I’ve noticed a change in how I see my friendships.
During the past year I’ve been gravitating more and more towards relationships with positive vibes. The harder my life has gotten, the more I am and want to be grateful for even the tiniest positive things in my life. Of course I complain when shitty stuff happens. But after I get the rant off my chest, I’m free. Free to enjoy walks in crispy autumn forest. To have a cup of tea with a friend. To follow the antics of my hamster while she redecorates her “apartment”. To cuddle with my boyfriend.
I don’t want to be a source of negative energy. I don’t dwell in the past – the mistakes, the failures, the misery. If someone does me wrong, I don’t turn the other cheek, I defend myself, but I also don’t let the negative define me. I move on. I focus on things I can actually affect. There’s no point in cursing a rainy day forever. Put on some waterproof clothes for chrissake, or stay indoors and make yourself a cuppa of hot chocolate with marshmellows. The sun won’t start shining even if you throw a temper tantrum. Life won’t get better by holding a two-year pity party. Deal with it. And try to have some fun in your life if that’s in any way possible.
A person who does nothing but project negativity around and focuses on everything that is wrong and bad about the world isn’t a person I want to spend my time with. My mental health and time is too valuable for that. Life is simply too short.
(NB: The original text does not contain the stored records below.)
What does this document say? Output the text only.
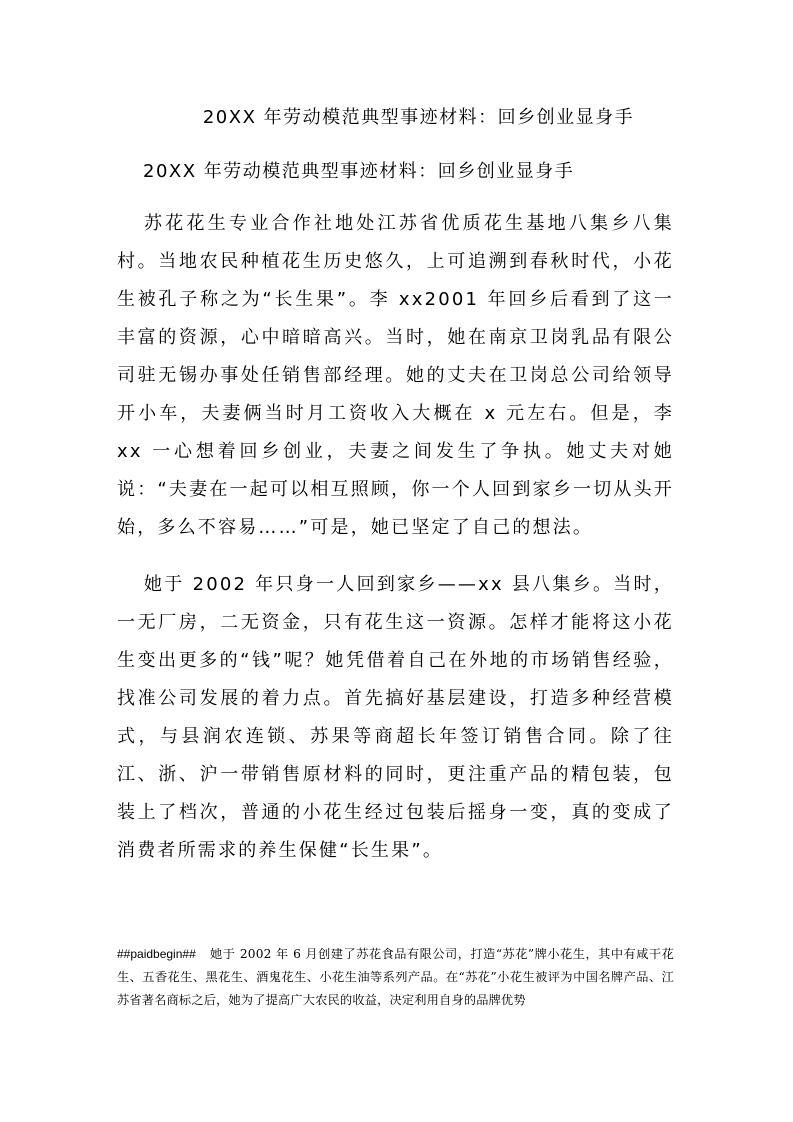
20XX 年劳动模范典型事迹材料：回乡创业显身手
20XX 年劳动模范典型事迹材料：回乡创业显身手

苏花花生专业合作社地处江苏省优质花生基地八集乡八集村。当地农民种植花生历史悠久，上可追溯到春秋时代，小花生被孔子称之为“长生果”。李 xx2001 年回乡后看到了这一丰富的资源，心中暗暗高兴。当时，她在南京卫岗乳品有限公司驻无锡办事处任销售部经理。她的丈夫在卫岗总公司给领导开小车，夫妻俩当时月工资收入大概在 x 元左右。但是，李 xx 一心想着回乡创业，夫妻之间发生了争执。她丈夫对她说：“夫妻在一起可以相互照顾，你一个人回到家乡一切从头开始，多么不容易……”可是，她已坚定了自己的想法。

她于 2002 年只身一人回到家乡——xx 县八集乡。当时，一无厂房，二无资金，只有花生这一资源。怎样才能将这小花生变出更多的“钱”呢？她凭借着自己在外地的市场销售经验，找准公司发展的着力点。首先搞好基层建设，打造多种经营模式，与县润农连锁、苏果等商超长年签订销售合同。除了往江、浙、沪一带销售原材料的同时，更注重产品的精包装，包装上了档次，普通的小花生经过包装后摇身一变，真的变成了消费者所需求的养生保健“长生果”。

##paidbegin## 她于 2002 年 6 月创建了苏花食品有限公司，打造“苏花”牌小花生，其中有咸干花生、五香花生、黑花生、酒鬼花生、小花生油等系列产品。在“苏花”小花生被评为中国名牌产品、江苏省著名商标之后，她为了提高广大农民的收益，决定利用自身的品牌优势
A disclaimer: I’ve suffered from depression. I know the blackness, the emptiness, the encompassing dark hole of desperation it surrounds you with. It’s hard – sometimes seemingly impossible – to dig yourself out of that hole. You can’t fight depression with just your force of will. Or if you can, kudos to you. I couldn’t. I needed medication, therapy, time, the support of my family and friends, and still more time. I’m not talking about that kind of negativity here. But the sort you make up yourself. Do you want to see the failures of the past or the opportunities of the future? You can decide how you see and interpret the things around you. That is, if you have a functioning neural network in your brain, the appropriate combination of transmitter substances and a free will. Borgs (do you even Star Trek?) and people possessed by mind-controlling slugs out to conquer the world are excluded.
I want to think of myself as a good friend. Someone who you can call even in the middle of the night if you’re in trouble. I know I’m not perfect. But for my friends I want to do all I can. I want be a ferocious fighter if someone or something threatens the people I care about. I want be the silent listener, the compassionate comforter or a provider of good back-to-reality ass kicking when needed. I don’t always get it right, but I try.
During these past weeks I’ve yet again been amazed and humbled by how many good friends I’ve been blessed with. I’ve gotten messages asking how I’m doing. I’ve been to the movies, water running and walking with a friend. Yesterday I told a friend I hadn’t seen in a long time about my powerlifting aspirations. She instantly offered as support and cheering crowd for my first competition, whenever it may be. 🙂 I couldn’t be more grateful. ❤
Today I’ll be co-hosting an Addison’s disease / adrenal insufficiency support group meeting. The importance of support, especially when you’re dealing with a rare disease is invaluable and I want to be a part of a community that helps people to adjust and cope with it. I want to share my successes, and what lessons I’ve learned from my failures. I want to hear other people’s stories, laugh with them, cry with them. I want them to feel that even when no one in their life seems to understand, there’s still hope. I hope we can provide a safe environment for people to express themselves, get the support they need, and perhaps gain new friends. 🙂
I’d like to challenge you to reach out to a friend today. Tell her / him how much you value your friendship and why. ❤ We all need positivity and love in our lives. Let’s share that – together!